FIG. 2 is a diagram showing a fault point calculation device that implements a fault point locating method in a three-terminal parallel two-circuit power transmission line.

FIG. 3 is a circuit diagram of a general three-terminal parallel two-circuit power transmission line.

[Explanation of symbols]

1L, 2L 3-terminal parallel 2-circuit power transmission line 3A Fault point calculation device 3B, 3C Measuring device 35A Data restoration section 37A Distance calculation section 4A, 4B, 4C Transformer A, B, C Transmission end CT1A, CT2A Current transformer CT1B, CT2B Current transformer CT1C, CT2C Current transformer

Claims (1)

[Claims] Claim 1: Single-line ground fault in a resistance-grounded three-terminal parallel two-circuit power transmission line that has one resistance-grounded power transmission end and the other two ends connected to a load or a power source without neutral point grounding.
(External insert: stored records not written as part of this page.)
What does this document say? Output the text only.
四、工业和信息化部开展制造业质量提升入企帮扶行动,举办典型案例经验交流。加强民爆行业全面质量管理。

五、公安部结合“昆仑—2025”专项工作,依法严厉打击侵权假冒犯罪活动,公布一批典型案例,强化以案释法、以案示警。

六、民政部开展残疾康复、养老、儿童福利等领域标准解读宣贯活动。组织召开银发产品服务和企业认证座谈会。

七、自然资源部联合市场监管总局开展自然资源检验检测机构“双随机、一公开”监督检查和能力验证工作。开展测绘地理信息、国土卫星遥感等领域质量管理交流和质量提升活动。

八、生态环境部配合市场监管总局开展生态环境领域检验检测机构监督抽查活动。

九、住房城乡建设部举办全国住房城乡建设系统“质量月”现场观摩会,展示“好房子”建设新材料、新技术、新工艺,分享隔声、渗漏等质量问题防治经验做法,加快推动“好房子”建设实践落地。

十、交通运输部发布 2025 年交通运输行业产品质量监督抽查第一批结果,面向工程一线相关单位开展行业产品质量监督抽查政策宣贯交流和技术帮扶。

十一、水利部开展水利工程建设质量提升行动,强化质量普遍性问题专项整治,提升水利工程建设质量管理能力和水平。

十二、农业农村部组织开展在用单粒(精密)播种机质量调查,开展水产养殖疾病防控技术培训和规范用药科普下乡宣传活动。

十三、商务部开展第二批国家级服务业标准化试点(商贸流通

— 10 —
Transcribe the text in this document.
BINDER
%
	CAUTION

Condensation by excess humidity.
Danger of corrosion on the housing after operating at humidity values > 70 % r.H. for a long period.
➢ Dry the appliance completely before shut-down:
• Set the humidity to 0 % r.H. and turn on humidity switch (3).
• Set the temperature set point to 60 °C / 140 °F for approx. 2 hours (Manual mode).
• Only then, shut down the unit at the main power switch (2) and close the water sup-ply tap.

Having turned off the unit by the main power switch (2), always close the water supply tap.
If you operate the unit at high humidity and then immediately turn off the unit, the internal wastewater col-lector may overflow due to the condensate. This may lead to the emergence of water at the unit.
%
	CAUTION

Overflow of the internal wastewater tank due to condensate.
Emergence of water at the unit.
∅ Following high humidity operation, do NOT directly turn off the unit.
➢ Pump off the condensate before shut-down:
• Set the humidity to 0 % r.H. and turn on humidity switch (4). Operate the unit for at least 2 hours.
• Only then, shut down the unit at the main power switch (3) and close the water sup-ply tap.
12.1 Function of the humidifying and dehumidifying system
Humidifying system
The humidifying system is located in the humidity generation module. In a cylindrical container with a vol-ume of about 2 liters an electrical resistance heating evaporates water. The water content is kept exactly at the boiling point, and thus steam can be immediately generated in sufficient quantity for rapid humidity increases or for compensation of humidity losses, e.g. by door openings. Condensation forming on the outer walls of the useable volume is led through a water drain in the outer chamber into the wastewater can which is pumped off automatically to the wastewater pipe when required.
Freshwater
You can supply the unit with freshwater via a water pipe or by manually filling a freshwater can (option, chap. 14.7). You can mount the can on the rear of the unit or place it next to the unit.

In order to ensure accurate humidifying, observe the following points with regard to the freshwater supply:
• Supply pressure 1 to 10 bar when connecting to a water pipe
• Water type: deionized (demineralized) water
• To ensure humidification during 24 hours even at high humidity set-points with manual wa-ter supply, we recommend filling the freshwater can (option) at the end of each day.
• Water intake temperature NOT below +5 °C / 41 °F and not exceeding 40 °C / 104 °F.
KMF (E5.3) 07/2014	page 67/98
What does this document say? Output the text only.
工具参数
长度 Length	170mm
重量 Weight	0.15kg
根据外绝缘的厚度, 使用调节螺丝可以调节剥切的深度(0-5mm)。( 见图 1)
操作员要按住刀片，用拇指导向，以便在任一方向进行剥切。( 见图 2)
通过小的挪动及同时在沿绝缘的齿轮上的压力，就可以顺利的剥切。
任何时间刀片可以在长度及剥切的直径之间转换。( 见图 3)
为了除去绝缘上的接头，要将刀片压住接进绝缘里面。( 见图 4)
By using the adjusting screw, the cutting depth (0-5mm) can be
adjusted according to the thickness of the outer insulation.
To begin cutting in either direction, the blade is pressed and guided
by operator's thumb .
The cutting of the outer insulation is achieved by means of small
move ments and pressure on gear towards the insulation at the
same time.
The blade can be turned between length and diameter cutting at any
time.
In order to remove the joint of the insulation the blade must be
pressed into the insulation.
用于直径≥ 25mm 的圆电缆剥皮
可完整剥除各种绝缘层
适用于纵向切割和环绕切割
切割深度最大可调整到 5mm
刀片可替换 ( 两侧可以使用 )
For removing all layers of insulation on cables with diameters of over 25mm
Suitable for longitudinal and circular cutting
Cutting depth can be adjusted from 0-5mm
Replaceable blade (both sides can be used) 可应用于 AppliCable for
In the method of locating the fault point, if current data at the transmission end is missing, the zero-sequence difference current ΔI0' at the other two ends
and ΔI0 ″, and the zero-sequence voltage V0 ′ or V0 ″ at either other end, and using the ratio k of the zero-sequence fault current to the zero-sequence voltage rating at the time of a complete earth fault of the transmission line, Formula ΔI
Based on 0 = k | V0 ′ | − ΔI0 ′ − ΔI0 ″ or ΔI0 = k | Zero-sequence difference current ΔI0, ΔI0'
and ΔI0″ to locate the ground fault point.